I fiorai di Furio Camillo si sono messi al lavoro di buon mattino, preparando cuscini e ghirlande di fiori colorati e allineandoli sui marciapiedi davanti ai negozi. Oggi a Roma, nella zona in cui il quartiere Alberone si interseca con l'Appia, regna un silenzio irreale. Si respira dolore. Lo si vede negli occhi dei pendolari che entrano nella metro, di chi depone un fiore, di chi bisbiglia una preghiera. Ieri pomeriggio verso le 17, in questa stazione della frequentatissima metro A, è morto Marco, un bambino di soli quattro anni.
Era con la mamma e, insieme, erano rimasti bloccati in uno dei due ascensori interni della stazione, che dalla biglietteria portano ai binari. Un gabbiotto senza aria condizionata, solitamente maleodorante e incandescente, che con il caldo di ieri pomeriggio – il termometro indicava 35 gradi e l'umidità superava il 70 per cento – sarà sembrata a quel bambino piccolo una gabbia infernale. La paura, l'aria irrespirabile, hanno fatto sì che il piccolo cominciasse a piangere e a disperarsi, tanto che, spinto probabilmente da compassione, l'agente della stazione ha deciso di non aspettare i tempi di intervento dei tecnici e quelli di riparazione dell'ascensore e ha tentato di allineare i due ascensori per liberare i "prigionieri". Una manovra fatale: quando la porta di collegamento si è aperta, il piccolo si sarebbe divincolato dalla mano della mamma finendo nel vuoto che separa i due ascensori affiancati. Una tragedia indicibile.
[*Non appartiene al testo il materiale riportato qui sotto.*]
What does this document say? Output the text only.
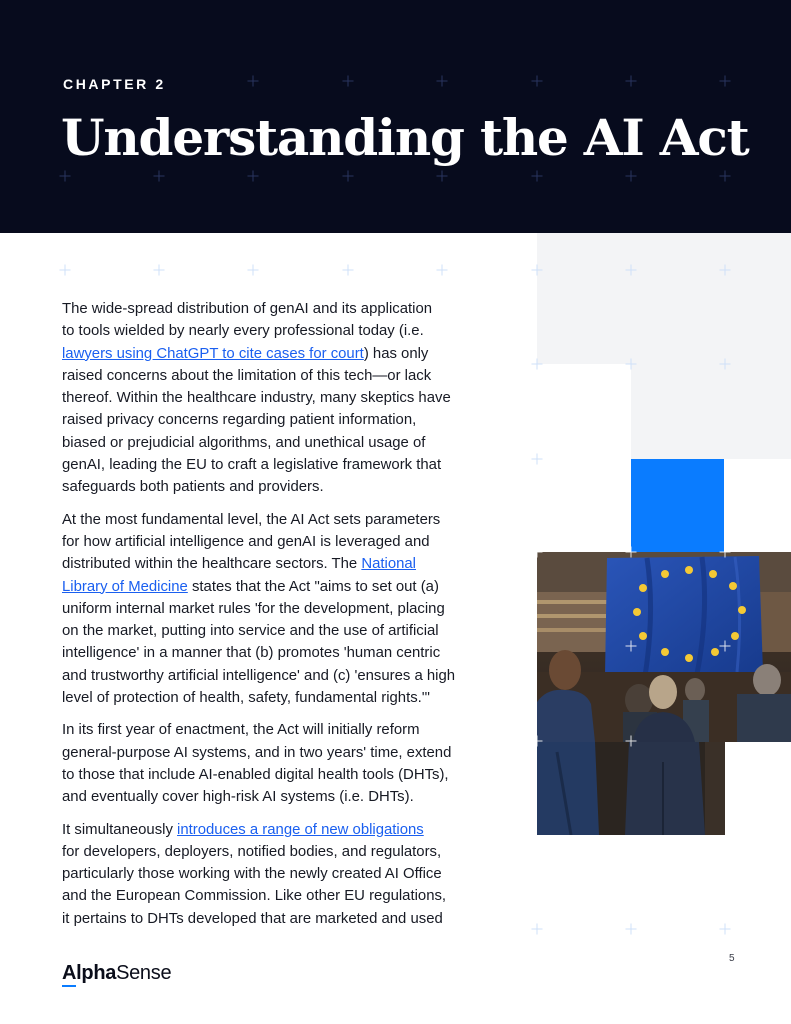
CHAPTER 2
Understanding the AI Act

The wide-spread distribution of genAI and its application
to tools wielded by nearly every professional today (i.e.
lawyers using ChatGPT to cite cases for court) has only
raised concerns about the limitation of this tech—or lack
thereof. Within the healthcare industry, many skeptics have
raised privacy concerns regarding patient information,
biased or prejudicial algorithms, and unethical usage of
genAI, leading the EU to craft a legislative framework that
safeguards both patients and providers.

At the most fundamental level, the AI Act sets parameters
for how artificial intelligence and genAI is leveraged and
distributed within the healthcare sectors. The National
Library of Medicine states that the Act "aims to set out (a)
uniform internal market rules 'for the development, placing
on the market, putting into service and the use of artificial
intelligence' in a manner that (b) promotes 'human centric
and trustworthy artificial intelligence' and (c) 'ensures a high
level of protection of health, safety, fundamental rights.'"

In its first year of enactment, the Act will initially reform
general-purpose AI systems, and in two years' time, extend
to those that include AI-enabled digital health tools (DHTs),
and eventually cover high-risk AI systems (i.e. DHTs).

It simultaneously introduces a range of new obligations
for developers, deployers, notified bodies, and regulators,
particularly those working with the newly created AI Office
and the European Commission. Like other EU regulations,
it pertains to DHTs developed that are marketed and used

AlphaSense
5
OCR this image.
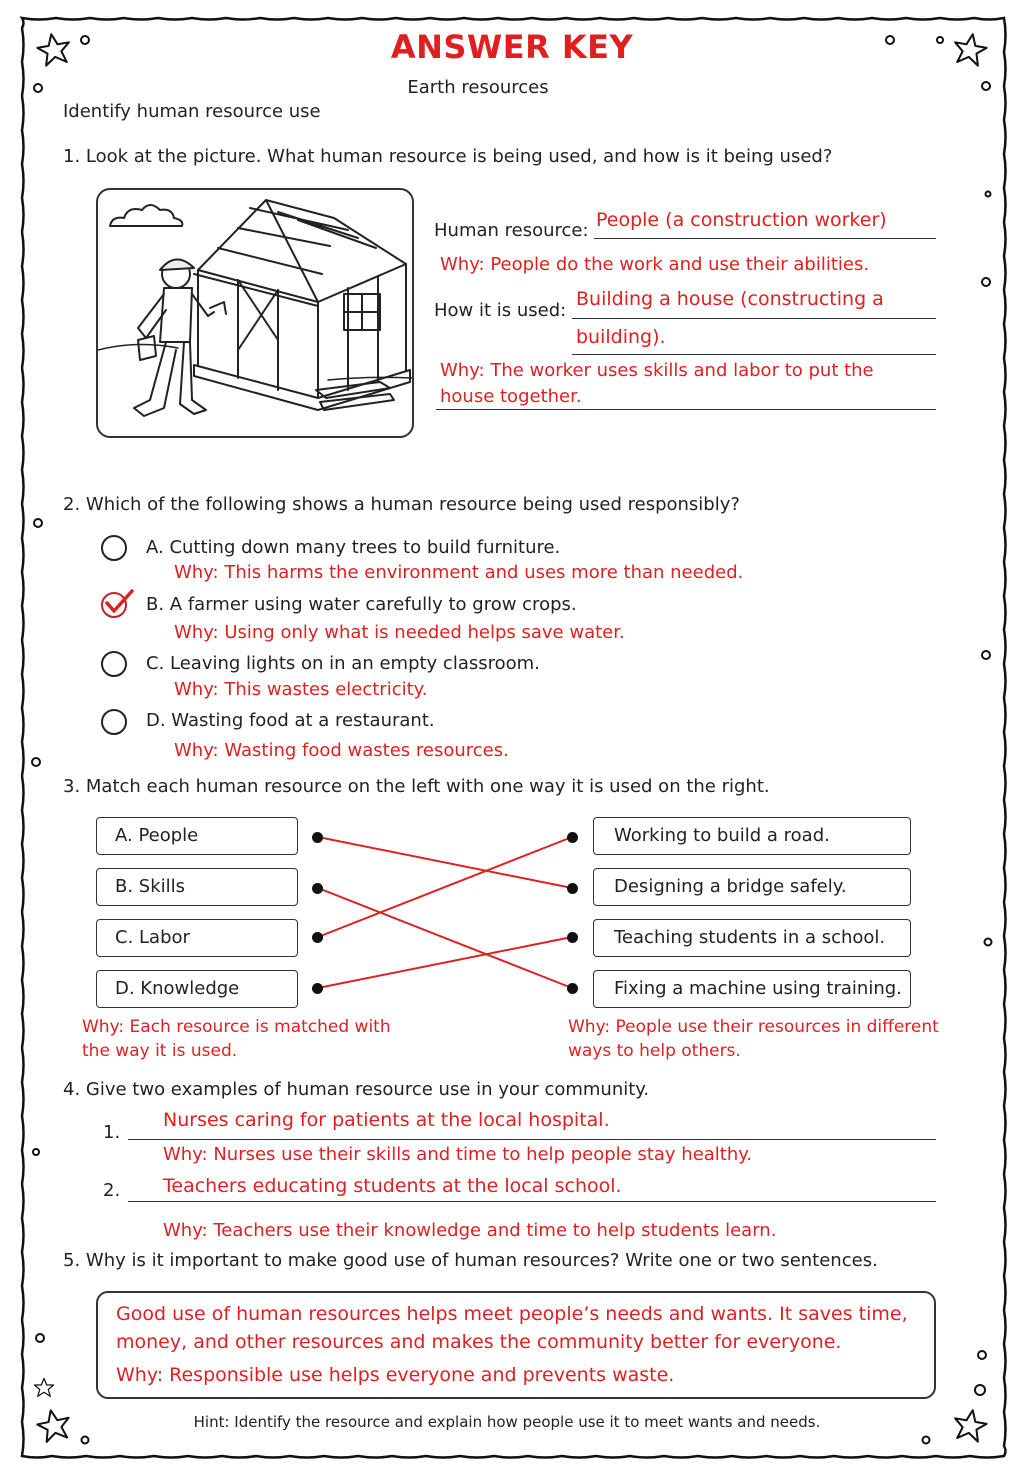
ANSWER KEY
Earth resources
Identify human resource use
1. Look at the picture. What human resource is being used, and how is it being used?
Human resource: People (a construction worker)
Why: People do the work and use their abilities.
How it is used:
Building a house (constructing a
building).
Why: The worker uses skills and labor to put the
house together.
2. Which of the following shows a human resource being used responsibly?
A. Cutting down many trees to build furniture.
Why: This harms the environment and uses more than needed.
B. A farmer using water carefully to grow crops.
Why: Using only what is needed helps save water.
C. Leaving lights on in an empty classroom.
Why: This wastes electricity.
D. Wasting food at a restaurant.
Why: Wasting food wastes resources.
3. Match each human resource on the left with one way it is used on the right.
A. People
B. Skills
C. Labor
D. Knowledge
Working to build a road.
Designing a bridge safely.
Teaching students in a school.
Fixing a machine using training.
Why: Each resource is matched with
the way it is used.
Why: People use their resources in different
ways to help others.
4. Give two examples of human resource use in your community.
1.
Nurses caring for patients at the local hospital.
Why: Nurses use their skills and time to help people stay healthy.
2. Teachers educating students at the local school.
Why: Teachers use their knowledge and time to help students learn.
5. Why is it important to make good use of human resources? Write one or two sentences.
Good use of human resources helps meet people’s needs and wants. It saves time,
money, and other resources and makes the community better for everyone.
Why: Responsible use helps everyone and prevents waste.
Hint: Identify the resource and explain how people use it to meet wants and needs.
Nel quartiere è stato subito chiaro che era successo qualcosa di terribile. Non c'erano incidenti lungo le strade sempre trafficate, ma la presenza di tre ambulanze, dei pompieri, di carabinieri e vigili urbani ha fatto temere il peggio. E il peggio è accaduto. Dopo un volo di oltre dieci metri, il corpo senza vita del piccolo è stato riportato in superficie. La madre ha assistito al tentativo di salvataggio sotto shock, come pure l'agente di stazione, che non ha retto all'accaduto ed è crollato per terra. Anche i soccorritori non hanno potuto contenere le lacrime: non si assiste a una simile tragedia senza condividerne almeno in parte il dolore.
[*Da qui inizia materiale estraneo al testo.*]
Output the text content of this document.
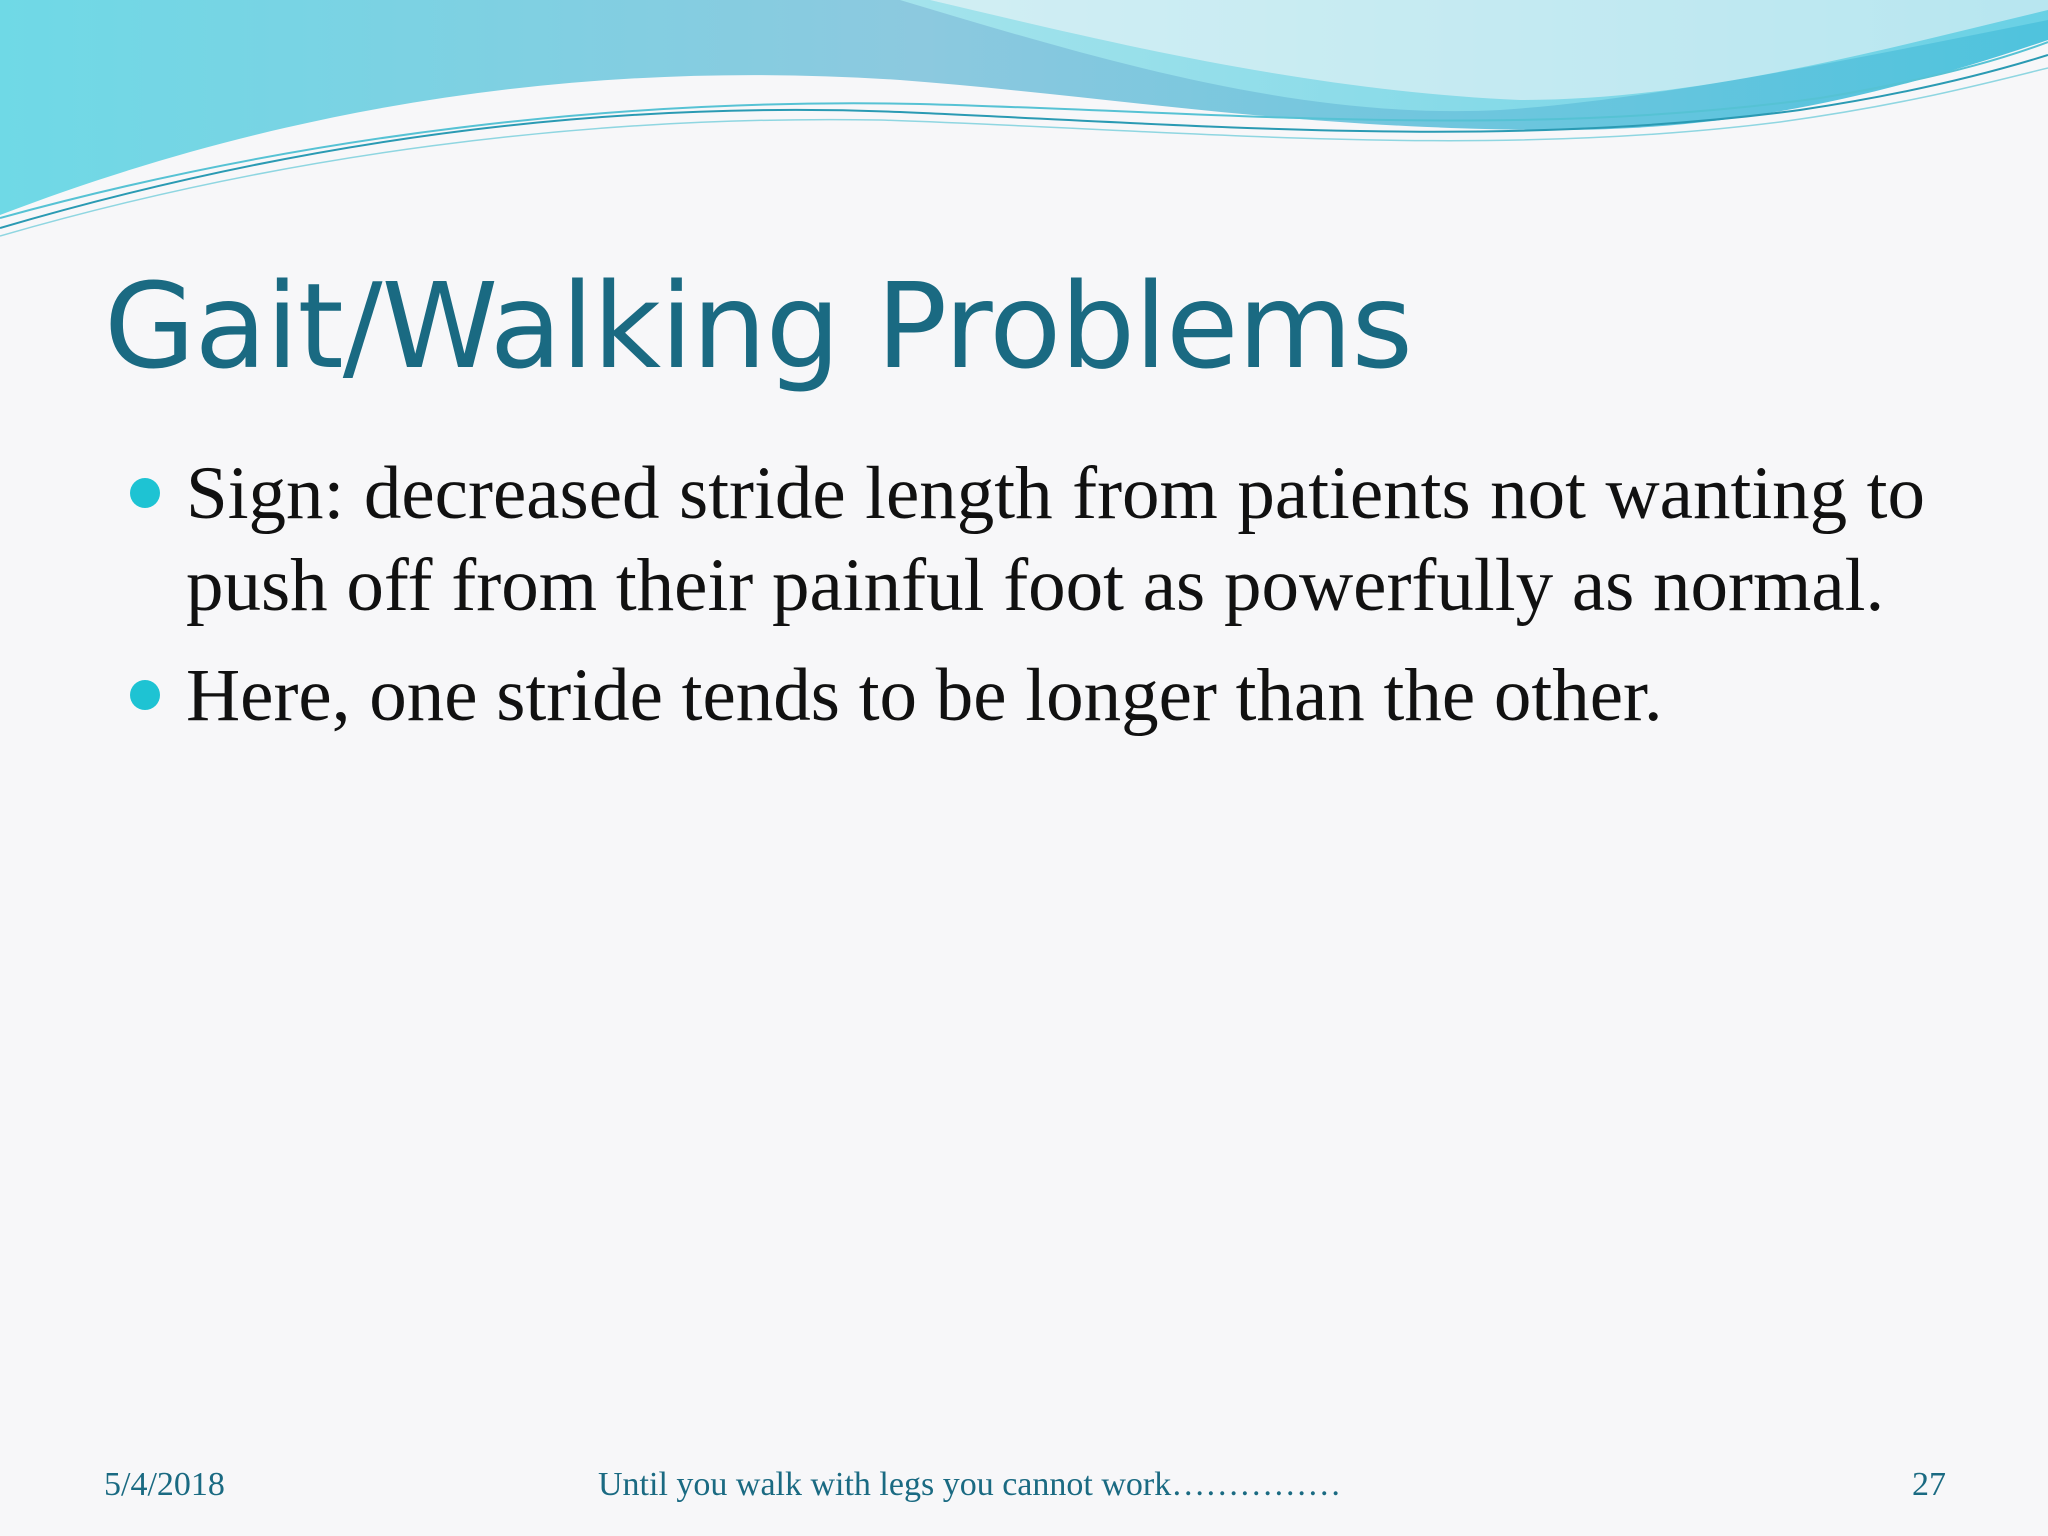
Gait/Walking Problems
Sign: decreased stride length from patients not wanting to push off from their painful foot as powerfully as normal.
Here, one stride tends to be longer than the other.
5/4/2018	Until you walk with legs you cannot work……………	27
Al di fuori della stazione si sono ammassate per ore centinaia di persone, in silenzio, raccogliendo voci e sussurri. L'unica protesta a voce alta è stata fatta contro il sindaco di Roma, Ignazio Marino, accorso subito sul posto per stare vicino ai genitori di Marco.
Ma perché prendersela con il sindaco? Semplice, perché sono ormai settimane che, sulle metro cittadine, invase dai turisti e ancora affollate dai pendolari, si viaggia ammassati, dopo lunghe attese, senza aria condizionata, magari disputandosi un paio di centimetri di spazio con altri disperati. I disservizi e gli incidenti sui mezzi pubblici romani gestiti dall'Atac, purtroppo, si susseguono e sempre più spesso, nel corso di un viaggio in metro, ci si trova davanti a un ascensore o a una scala mobile bloccati.
Ma oggi non è ancora il tempo delle polemiche. Oggi è ancora il giorno del dolore. Ma il dolore, per placarsi, deve essere accompagnato dal perdono e dalla giustizia vera, che non si rifaccia soltanto su qualche capro espiatorio.